How can i use the end of game reward as every steps reward?

When using customize env,every steps need to return reward. But the situations is I dont know reward until reaching the end of game. so How can i use the end of game reward as every steps reward in customize env?
Thanks a lot.

Hi @Superhors ,

and welcome to the board, what about simply returning a reward of zero to the agent?

I think @Superhors wants to see the reward of each step via the Tensorboard.

1 Like

@Roller44 ,

in this case it might work when setting "batch_mode"="complete_episodes" such that in each iteration a complete episode is considered having an end-of-epsiode reward. This should then be stored by rllib into the metrics that can be viewed in TensorBoard.

@Superhors Take a look at Sample Collection

2 Likes

Hi @Superhors,

There seems to be some confusion as to what you are asking.

Are you saying that:

1.) You have an environment that only has a single reward that is provided when it is done. Something similar to chess or checkers.

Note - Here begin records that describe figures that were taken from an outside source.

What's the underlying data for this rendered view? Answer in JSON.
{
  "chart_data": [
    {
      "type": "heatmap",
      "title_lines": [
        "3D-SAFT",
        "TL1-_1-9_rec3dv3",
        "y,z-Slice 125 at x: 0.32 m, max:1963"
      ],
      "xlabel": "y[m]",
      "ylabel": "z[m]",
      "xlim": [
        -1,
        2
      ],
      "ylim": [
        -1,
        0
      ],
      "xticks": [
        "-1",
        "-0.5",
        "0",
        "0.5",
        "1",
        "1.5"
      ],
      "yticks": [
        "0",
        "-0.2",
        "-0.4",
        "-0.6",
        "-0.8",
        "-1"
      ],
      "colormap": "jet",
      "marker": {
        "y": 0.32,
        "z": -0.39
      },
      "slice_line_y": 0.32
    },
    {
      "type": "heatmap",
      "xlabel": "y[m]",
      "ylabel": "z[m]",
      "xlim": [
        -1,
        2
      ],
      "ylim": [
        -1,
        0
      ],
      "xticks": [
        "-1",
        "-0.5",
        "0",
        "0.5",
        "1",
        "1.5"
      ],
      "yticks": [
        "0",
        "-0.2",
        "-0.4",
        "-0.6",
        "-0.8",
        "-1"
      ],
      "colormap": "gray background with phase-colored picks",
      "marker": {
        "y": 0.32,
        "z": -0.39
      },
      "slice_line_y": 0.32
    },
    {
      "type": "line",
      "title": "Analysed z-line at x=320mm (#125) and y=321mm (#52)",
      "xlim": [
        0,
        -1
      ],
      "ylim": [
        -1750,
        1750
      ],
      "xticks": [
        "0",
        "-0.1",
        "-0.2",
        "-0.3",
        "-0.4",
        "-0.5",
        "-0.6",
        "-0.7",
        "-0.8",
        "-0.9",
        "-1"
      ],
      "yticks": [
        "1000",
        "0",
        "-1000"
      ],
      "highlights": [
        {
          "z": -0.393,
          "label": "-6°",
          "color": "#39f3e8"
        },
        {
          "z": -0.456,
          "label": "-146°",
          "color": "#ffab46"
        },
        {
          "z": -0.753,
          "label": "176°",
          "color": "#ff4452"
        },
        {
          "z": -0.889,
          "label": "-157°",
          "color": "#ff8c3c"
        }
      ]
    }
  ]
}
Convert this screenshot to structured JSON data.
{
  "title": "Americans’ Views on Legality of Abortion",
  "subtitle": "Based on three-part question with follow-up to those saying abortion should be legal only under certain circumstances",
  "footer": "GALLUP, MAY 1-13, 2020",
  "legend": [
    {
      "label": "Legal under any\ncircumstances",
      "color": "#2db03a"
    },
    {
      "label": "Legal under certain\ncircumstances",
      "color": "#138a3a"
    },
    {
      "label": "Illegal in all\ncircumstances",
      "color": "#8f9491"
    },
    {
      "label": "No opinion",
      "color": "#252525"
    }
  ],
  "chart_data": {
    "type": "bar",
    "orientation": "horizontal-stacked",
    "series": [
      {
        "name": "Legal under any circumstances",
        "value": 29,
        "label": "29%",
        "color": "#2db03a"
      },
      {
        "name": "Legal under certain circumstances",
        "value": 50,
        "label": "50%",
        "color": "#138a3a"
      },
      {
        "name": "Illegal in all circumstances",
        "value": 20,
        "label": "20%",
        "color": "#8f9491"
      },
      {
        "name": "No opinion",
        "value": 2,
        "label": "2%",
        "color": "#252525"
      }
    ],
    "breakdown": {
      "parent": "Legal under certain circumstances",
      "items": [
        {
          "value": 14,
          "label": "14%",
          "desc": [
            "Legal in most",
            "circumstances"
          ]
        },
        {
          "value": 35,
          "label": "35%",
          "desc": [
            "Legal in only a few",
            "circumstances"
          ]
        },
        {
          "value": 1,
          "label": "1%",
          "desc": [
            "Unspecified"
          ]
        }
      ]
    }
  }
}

In this case you should follow @Lars_Simon_Zehnder’s suggestion and return 0 for all steps but the final one.

2.) You have an environment that needs to provide a reward on every step but you only know what reward to provide after it is done.

This case is a little more complicated. In order to do this correctly I think you need to use batch_mode=complete_episodes and use the postprocess_trajectory Callback to rewrite the reward history.

batch_mode: RLlib Sample Collection and Trajectory Views — Ray v1.8.0

callbacks: RLlib Training APIs — Ray v1.8.0

3 Likes